Six men can complete a piece of work in 12 days, eight women can complete the same work in 18 days, and eighteen children can complete it in 10 days. Four men, twelve women and twenty children work together for 2 days. If only men are to complete the remaining work in 1 more day, how many men in total are required on that last day?

Introduction / Context:
This mixed work rate question involves three categories of workers with different efficiencies: men, women, and children. The problem first gives separate completion times for each group and then asks for the number of men required at the end to finish the remaining portion of the work in one day. Such scenarios are frequently used in aptitude exams to test comfort with fractional work, rate comparisons, and combining contributions from different groups over different time intervals.

Given Data / Assumptions:

• Six men complete the work in 12 days.
• Eight women complete the same work in 18 days.
• Eighteen children complete the work in 10 days.
• Four men, twelve women, and twenty children work together for 2 days.
• After this, only men will work and must complete the remaining work in 1 day.
• All workers of the same type have equal and constant efficiency.

Concept / Approach:
We use the idea of daily work rates for each type of worker. From the total time required by each group we calculate the daily work done by one man, one woman, and one child. Then we find how much work is completed in the first two days by the mixed group. Subtracting that from the total leaves the remaining work. Finally, we compute how many men are needed so that, at the known rate of one man, the remaining work is finished in exactly one day.

Step-by-Step Solution:
Step 1: Total work can be taken as 1 job. Rate of one man is 1 divided by (6 times 12) which is 1 / 72 per day. Step 2: Rate of one woman is 1 divided by (8 times 18) which is 1 / 144 per day. Step 3: Rate of one child is 1 divided by (18 times 10) which is 1 / 180 per day.

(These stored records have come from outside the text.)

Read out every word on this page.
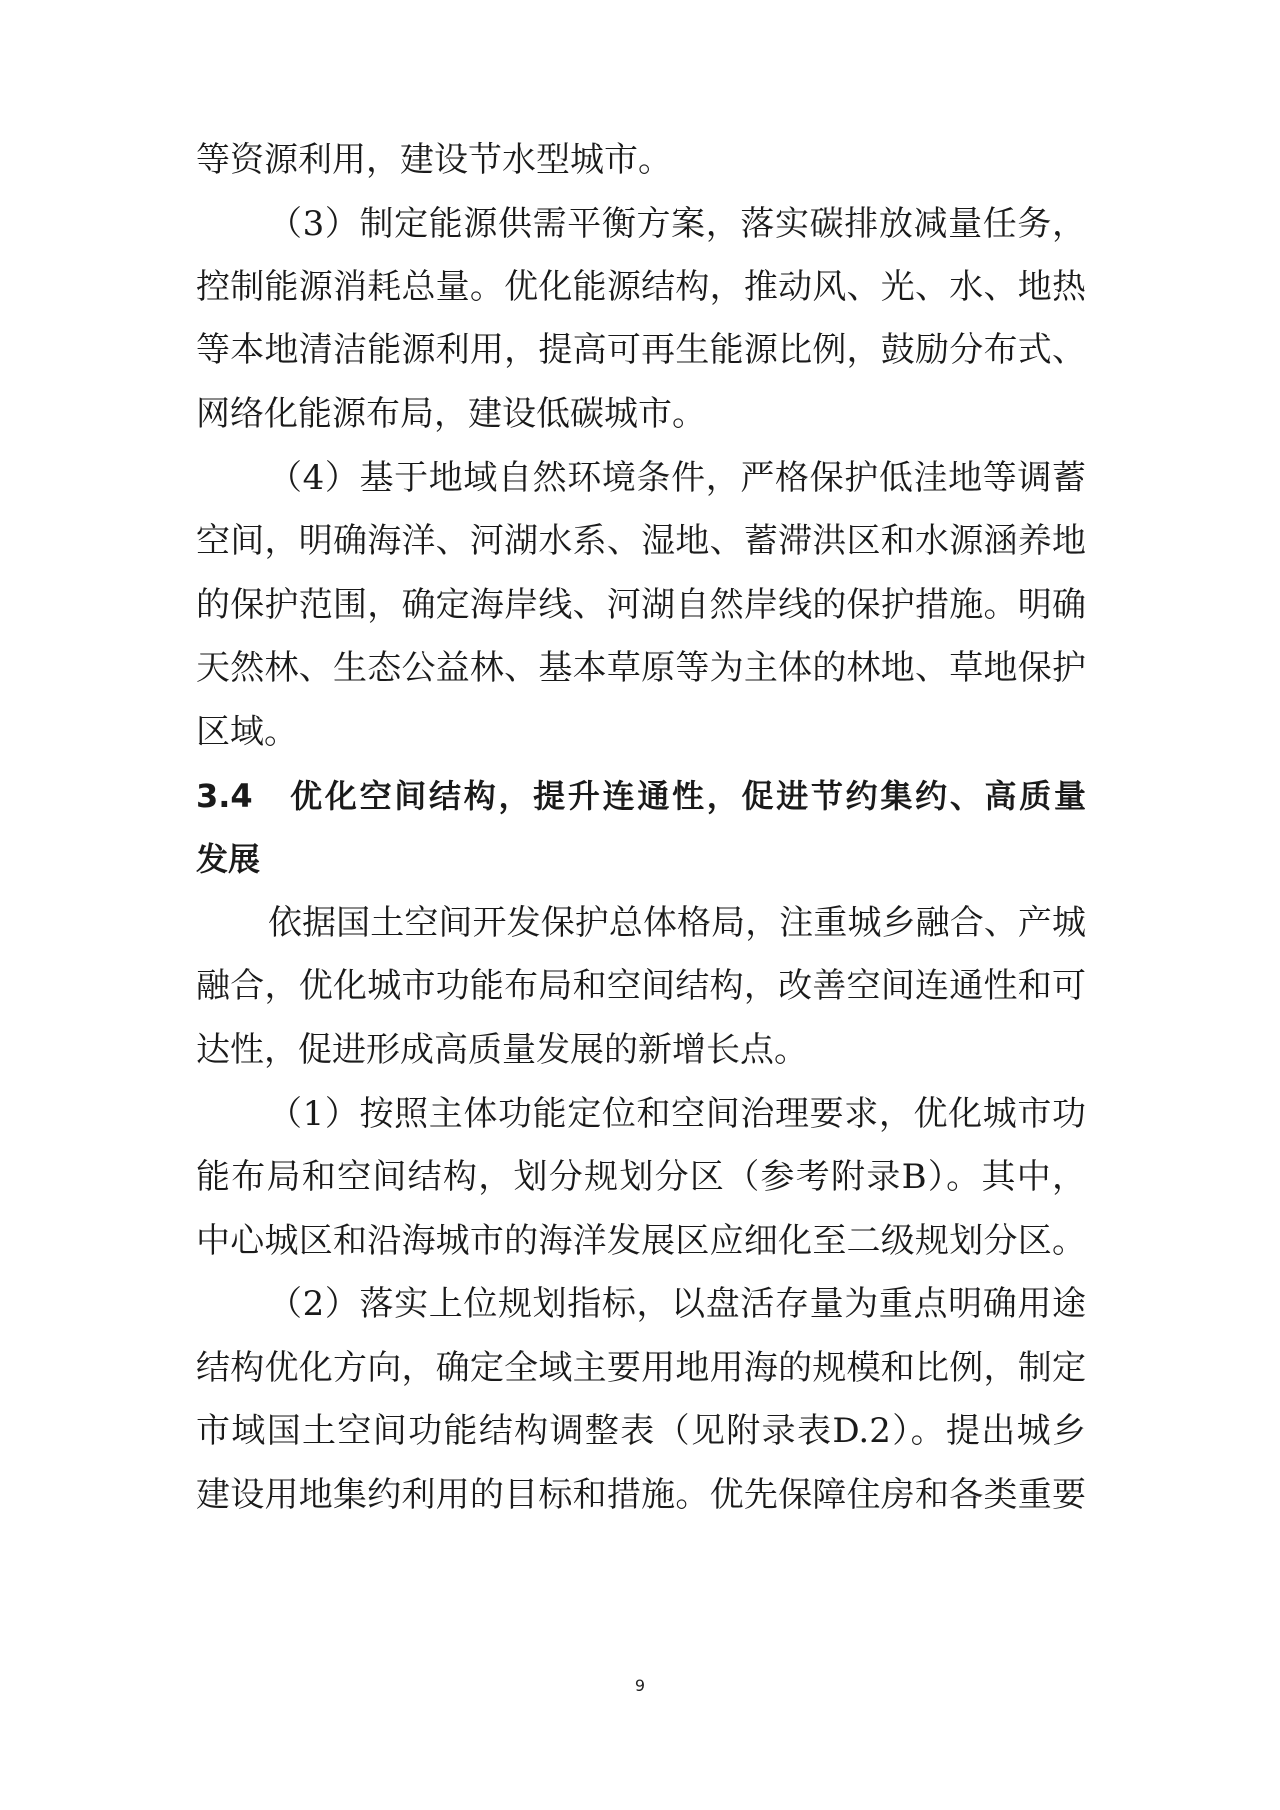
等资源利用，建设节水型城市。
（3）制定能源供需平衡方案，落实碳排放减量任务，
控制能源消耗总量。优化能源结构，推动风、光、水、地热
等本地清洁能源利用，提高可再生能源比例，鼓励分布式、
网络化能源布局，建设低碳城市。
（4）基于地域自然环境条件，严格保护低洼地等调蓄
空间，明确海洋、河湖水系、湿地、蓄滞洪区和水源涵养地
的保护范围，确定海岸线、河湖自然岸线的保护措施。明确
天然林、生态公益林、基本草原等为主体的林地、草地保护
区域。
3.4　优化空间结构，提升连通性，促进节约集约、高质量
发展
依据国土空间开发保护总体格局，注重城乡融合、产城
融合，优化城市功能布局和空间结构，改善空间连通性和可
达性，促进形成高质量发展的新增长点。
（1）按照主体功能定位和空间治理要求，优化城市功
能布局和空间结构，划分规划分区（参考附录B）。其中，
中心城区和沿海城市的海洋发展区应细化至二级规划分区。
（2）落实上位规划指标，以盘活存量为重点明确用途
结构优化方向，确定全域主要用地用海的规模和比例，制定
市域国土空间功能结构调整表（见附录表D.2）。提出城乡
建设用地集约利用的目标和措施。优先保障住房和各类重要
9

Step 4: Daily work of 4 men, 12 women and 20 children is 4(1/72) + 12(1/144) + 20(1/180) which simplifies to 1 / 4 of the job per day. Step 5: Work done in 2 days by this group is 2 times 1/4 which equals 1 / 2 of the job. Step 6: Remaining work is 1 minus 1/2 which equals 1 / 2 of the job. Step 7: Let N be the number of men required on the last day. Then N times 1/72 times 1 day equals 1/2, so N / 72 = 1/2, giving N = 36.

Verification / Alternative check:
Check that 36 men at the rate of 1 / 72 each would complete exactly half the job in one day. Total output is 36 times 1/72 which equals 1/2. Adding the first half completed by the mixed group, the total equals 1, meaning the entire work is done. All calculations are consistent with the data given, and the number of required men is therefore correct.

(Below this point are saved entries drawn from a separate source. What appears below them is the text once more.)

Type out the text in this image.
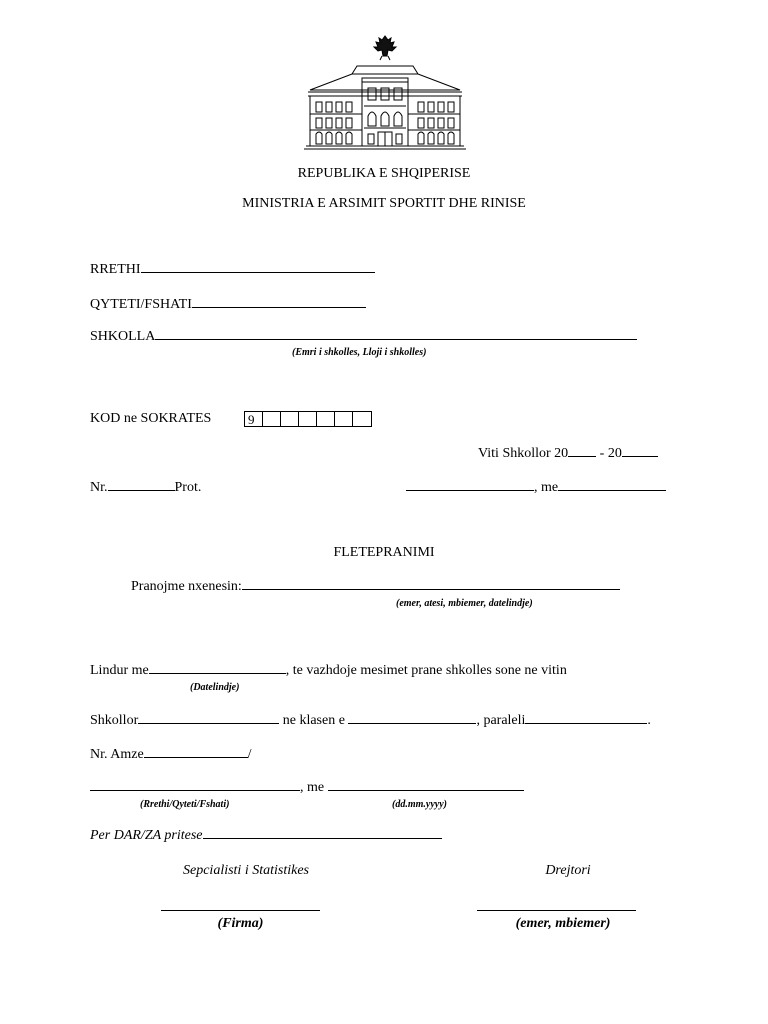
REPUBLIKA E SHQIPERISE
MINISTRIA E ARSIMIT SPORTIT DHE RINISE
RRETHI
QYTETI/FSHATI
SHKOLLA
(Emri i shkolles, Lloji i shkolles)
KOD ne SOKRATES	9
Viti Shkollor 20 - 20
Nr.	Prot.	, me
FLETEPRANIMI
Pranojme nxenesin:
(emer, atesi, mbiemer, datelindje)
Lindur me	, te vazhdoje mesimet prane shkolles sone ne vitin
(Datelindje)
Shkollor	ne klasen e	, paraleli	.
Nr. Amze	/
, me
(Rrethi/Qyteti/Fshati)	(dd.mm.yyyy)
Per DAR/ZA pritese
Sepcialisti i Statistikes	Drejtori
(Firma)	(emer, mbiemer)
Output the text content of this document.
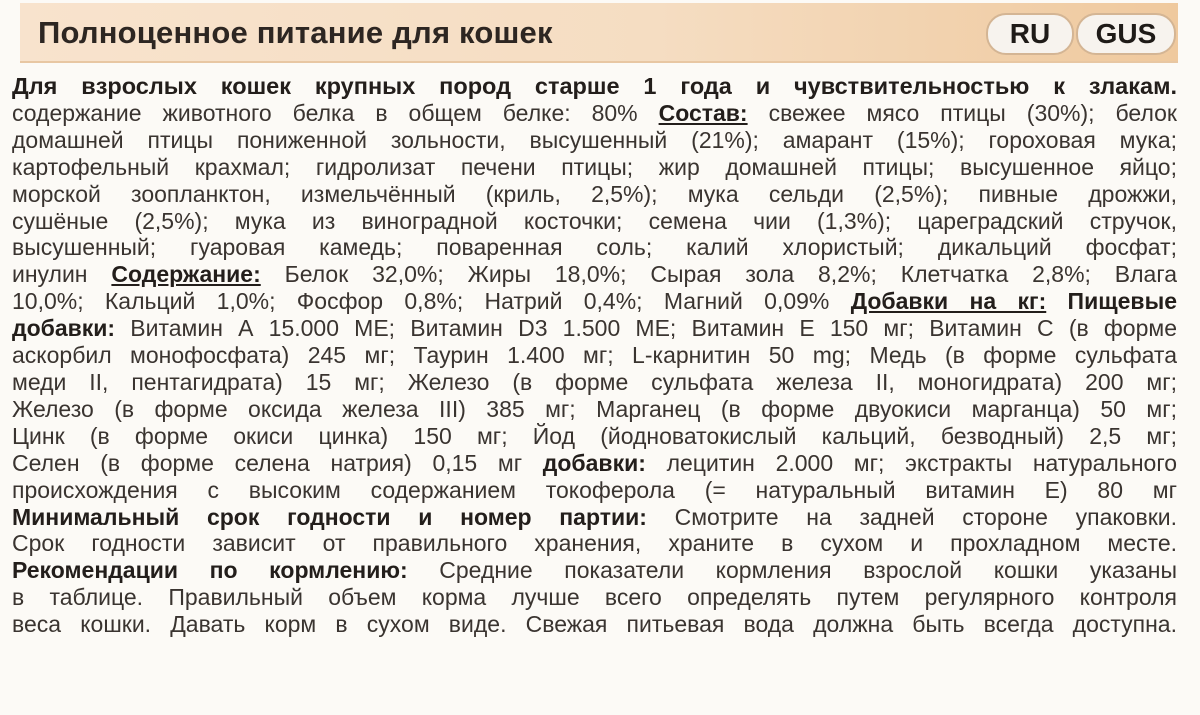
Полноценное питание для кошек	RU	GUS
Для взрослых кошек крупных пород старше 1 года и чувствительностью к злакам.
содержание животного белка в общем белке: 80% Состав: свежее мясо птицы (30%); белок
домашней птицы пониженной зольности, высушенный (21%); амарант (15%); гороховая мука;
картофельный крахмал; гидролизат печени птицы; жир домашней птицы; высушенное яйцо;
морской зоопланктон, измельчённый (криль, 2,5%); мука сельди (2,5%); пивные дрожжи,
сушёные (2,5%); мука из виноградной косточки; семена чии (1,3%); цареградский стручок,
высушенный; гуаровая камедь; поваренная соль; калий хлористый; дикальций фосфат;
инулин Содержание: Белок 32,0%; Жиры 18,0%; Сырая зола 8,2%; Клетчатка 2,8%; Влага
10,0%; Кальций 1,0%; Фосфор 0,8%; Натрий 0,4%; Магний 0,09% Добавки на кг: Пищевые
добавки: Витамин А 15.000 МЕ; Витамин D3 1.500 МЕ; Витамин Е 150 мг; Витамин С (в форме
аскорбил монофосфата) 245 мг; Таурин 1.400 мг; L-карнитин 50 mg; Медь (в форме сульфата
меди II, пентагидрата) 15 мг; Железо (в форме сульфата железа II, моногидрата) 200 мг;
Железо (в форме оксида железа III) 385 мг; Марганец (в форме двуокиси марганца) 50 мг;
Цинк (в форме окиси цинка) 150 мг; Йод (йодноватокислый кальций, безводный) 2,5 мг;
Селен (в форме селена натрия) 0,15 мг добавки: лецитин 2.000 мг; экстракты натурального
происхождения с высоким содержанием токоферола (= натуральный витамин Е) 80 мг
Минимальный срок годности и номер партии: Смотрите на задней стороне упаковки.
Срок годности зависит от правильного хранения, храните в сухом и прохладном месте.
Рекомендации по кормлению: Средние показатели кормления взрослой кошки указаны
в таблице. Правильный объем корма лучше всего определять путем регулярного контроля
веса кошки. Давать корм в сухом виде. Свежая питьевая вода должна быть всегда доступна.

Why Other Options Are Wrong:

• 38 men would complete slightly more than half the job on the last day and are more than necessary.
• 72 men would complete the entire job in one day, which is not needed because half the work has already been done.
• 76 men are even more excessive and do not match the requirement to finish exactly the remaining half in one day.

Common Pitfalls:
One common mistake is to confuse total group times with individual rates or to assume that each category has equal efficiency. Another pitfall is to forget that men, women, and children all contribute simultaneously in the first two days, so their rates must be added. Some learners also misinterpret the phrase men required totally and attempt to include earlier men, but the question clearly asks for the number of men needed on the final day to finish the remaining work.

Final Answer:
The total number of men required on the last day to finish the remaining work in one day is 36 men.